Quite by accident (or perhaps not at all by accident, depending on your feelings about such things...) I came upon a comment in a Facebook group in which a friend shared that she had selected the word "emerge" for 2015. Her chosen word met unexpected resonance within me. After a day or two of pondering, I decided to adopt it, as well. Word or no word, 2015 will necessarily be--in at least some ways--a year of emergence for me. I'm still feeling too sad at this point to describe myself as excited about that, but I am, at the very least, curious about how things will unfold.

I had been the one member of our family to miraculously avoid the colds and flu so many struggled with in November and December. By January, however, the weeks of worry and not sleeping enough had taken their toll on my immune system, and by the evening of January 1st, I was quite ill.

Not being able to keep food down for the first 48 hours of the new year is a bit like getting that first ding on your brand new car the same day you drive it off the lot. It's terribly distressing in the moment, but, once you get past it, there's almost a sense of relief that you've gone ahead and gotten it over with. The pressure for everything to remain perfect as long as possible has already been relieved.

Ironically, I had made a renewed commitment to self-care immediately after dad's death. I tried to take proper care of myself before dad died, for that matter, but when you are dealing with intense situations, as we were in dad's final months, there are limits to what is reasonable or even possible. There is no shortage of people telling you to take care of yourself, of course, but generally those reminders are unhelpful, at that point.

Rather than constantly weighing the deluge of advice from outside sources, I'm making an effort to better tune in to what my own body and spirit are telling me. In an effort to do just that, when I got sick on New Year's Day, I really tried to pay attention. Did I need water? Rest? Stillness? Activity? Music? Quiet? Darkness? Warmth?

Thankfully, I am feeling much better, now, but I want to continue to tune in to what is mostly likely to keep me on a path of health and wholeness, moving forward.
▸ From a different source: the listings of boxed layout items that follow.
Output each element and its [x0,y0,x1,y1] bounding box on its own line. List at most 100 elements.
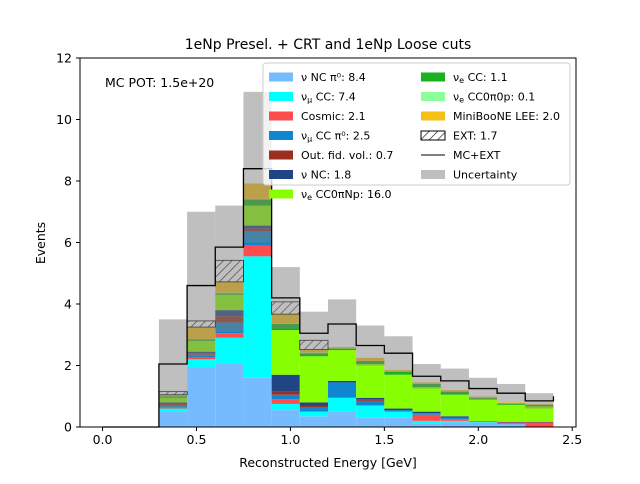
bar-segment-s3-b12 [440,417,469,420]
bar-segment-s1-b2 [158,408,188,412]
bar-segment-s3-b10 [384,410,413,412]
legend-swatch-4 [269,150,293,160]
bar-segment-s0-b14 [497,423,526,427]
x-tick-label-1: 0.5 [187,432,207,447]
bar-segment-s3-b11 [412,413,441,415]
bar-segment-s3-b6 [271,394,300,400]
bar-segment-s6-b15 [525,406,554,422]
legend-swatch-9 [421,111,445,121]
bar-segment-s0-b2 [158,411,188,427]
bar-segment-s0-b3 [187,367,216,427]
x-tick-label-3: 1.5 [374,432,394,447]
x-tick-label-4: 2.0 [468,432,488,447]
x-axis-label: Reconstructed Energy [GeV] [239,455,417,470]
bar-segment-s4-b6 [271,391,300,395]
x-tick-label-5: 2.5 [562,432,582,447]
bar-segment-s4-b9 [356,399,385,401]
bar-segment-s1-b7 [299,411,328,417]
x-tick-label-0: 0.0 [93,432,113,447]
bar-segment-s5-b13 [468,421,498,422]
bar-segment-s2-b6 [271,399,300,404]
bar-segment-s1-b5 [243,256,272,378]
bar-segment-s3-b8 [328,382,357,398]
legend-label-8: νe CC0π0p: 0.1 [453,91,535,105]
bar-segment-s1-b3 [187,359,216,368]
bar-segment-s0-b12 [440,422,469,427]
bar-segment-s2-b14 [497,422,526,424]
bar-segment-s1-b12 [440,420,469,423]
bar-segment-s6-b9 [356,363,385,398]
bar-segment-s6-b14 [497,404,526,422]
bar-segment-s1-b4 [215,337,244,364]
legend-label-11: MC+EXT [453,149,501,162]
bar-segment-s7-b10 [384,371,413,375]
bar-segment-s3-b7 [299,407,328,412]
legend-swatch-6 [269,189,293,199]
legend-label-1: νμ CC: 7.4 [301,91,356,105]
bar-segment-s5-b15 [525,421,554,423]
bar-segment-s2-b15 [525,422,554,427]
bar-segment-s6-b10 [384,374,413,409]
uncertainty-band-b10 [384,336,413,372]
legend-label-10: EXT: 1.7 [453,130,498,143]
legend-label-9: MiniBooNE LEE: 2.0 [453,110,560,123]
bar-segment-s6-b8 [328,350,357,381]
bar-segment-s1-b9 [356,405,385,418]
legend-swatch-5 [269,170,293,179]
y-tick-label-5: 10 [56,112,72,127]
y-tick-label-0: 0 [64,420,72,435]
legend-box [262,62,571,186]
bar-segment-s2-b4 [215,333,244,338]
bar-segment-s2-b5 [243,245,272,257]
bar-segment-s0-b4 [215,363,244,427]
legend-swatch-7 [421,72,445,82]
x-tick-label-2: 1.0 [280,432,300,447]
pot-annotation: MC POT: 1.5e+20 [105,75,214,90]
legend-swatch-0 [269,72,293,82]
bar-segment-s5-b10 [384,408,413,411]
legend-label-12: Uncertainty [453,169,518,182]
bar-segment-s7-b7 [299,353,328,357]
bar-segment-s5-b8 [328,380,357,383]
bar-segment-s0-b11 [412,423,441,427]
y-tick-label-4: 8 [64,174,72,189]
y-tick-label-2: 4 [64,297,72,312]
bar-segment-s5-b11 [412,411,441,414]
legend-label-3: νμ CC π⁰: 2.5 [301,130,370,144]
legend-label-4: Out. fid. vol.: 0.7 [301,149,393,162]
bar-segment-s2-b3 [187,357,216,360]
bar-segment-s0-b13 [468,422,498,427]
bar-segment-s7-b14 [497,403,526,405]
legend-label-5: ν NC: 1.8 [301,169,351,182]
bar-segment-s5-b6 [271,374,300,392]
bar-segment-s6-b6 [271,330,300,375]
bar-segment-s5-b7 [299,402,328,406]
bar-segment-s6-b12 [440,394,469,417]
legend-label-7: νe CC: 1.1 [453,71,508,85]
uncertainty-band-b4 [215,205,244,332]
bar-segment-s9-b14 [497,402,526,404]
legend-label-0: ν NC π⁰: 8.4 [301,71,366,84]
bar-segment-s7-b8 [328,348,357,351]
bar-segment-s6-b7 [299,356,328,403]
bar-segment-s5-b12 [440,416,469,418]
legend-swatch-8 [421,92,445,101]
mc-ext-total-line [102,168,555,428]
chart-title: 1eNp Presel. + CRT and 1eNp Loose cuts [185,37,471,53]
y-tick-label-1: 2 [64,358,72,373]
bar-segment-s1-b8 [328,397,357,412]
bar-segment-s3-b9 [356,400,385,406]
bar-segment-s6-b13 [468,399,498,422]
bar-segment-s0-b5 [243,377,272,427]
uncertainty-band-b3 [187,211,216,357]
bar-segment-s1-b11 [412,420,441,424]
bar-segment-s2-b11 [412,414,441,421]
y-axis-label: Events [33,222,48,264]
bar-segment-s0-b10 [384,417,413,427]
bar-segment-s6-b11 [412,387,441,412]
y-tick-label-6: 12 [56,51,72,66]
bar-segment-s5-b14 [497,421,526,423]
legend-swatch-2 [269,111,293,121]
A useful question for me to consider periodically has been, "What are the lessons in this?" I'm learning that asking myself in a compassionate rather than judgmental way yields far more useful information. So far, the answers apply to getting over a virus as well as to the process of grieving:

Go slowly.

Be gentle.

Deep breaths.

Plenty of water.

Be selective.

Small bites/portions/steps.

Rest often.

Take care.

Use as much (or as little) support as needed.

Keep listening.


When you have spent a long while deep inside a cave, and it's finally time to head back out into civilization, with its bright lights and changing weather conditions, surely the list above is worth being mindful of, as you emerge.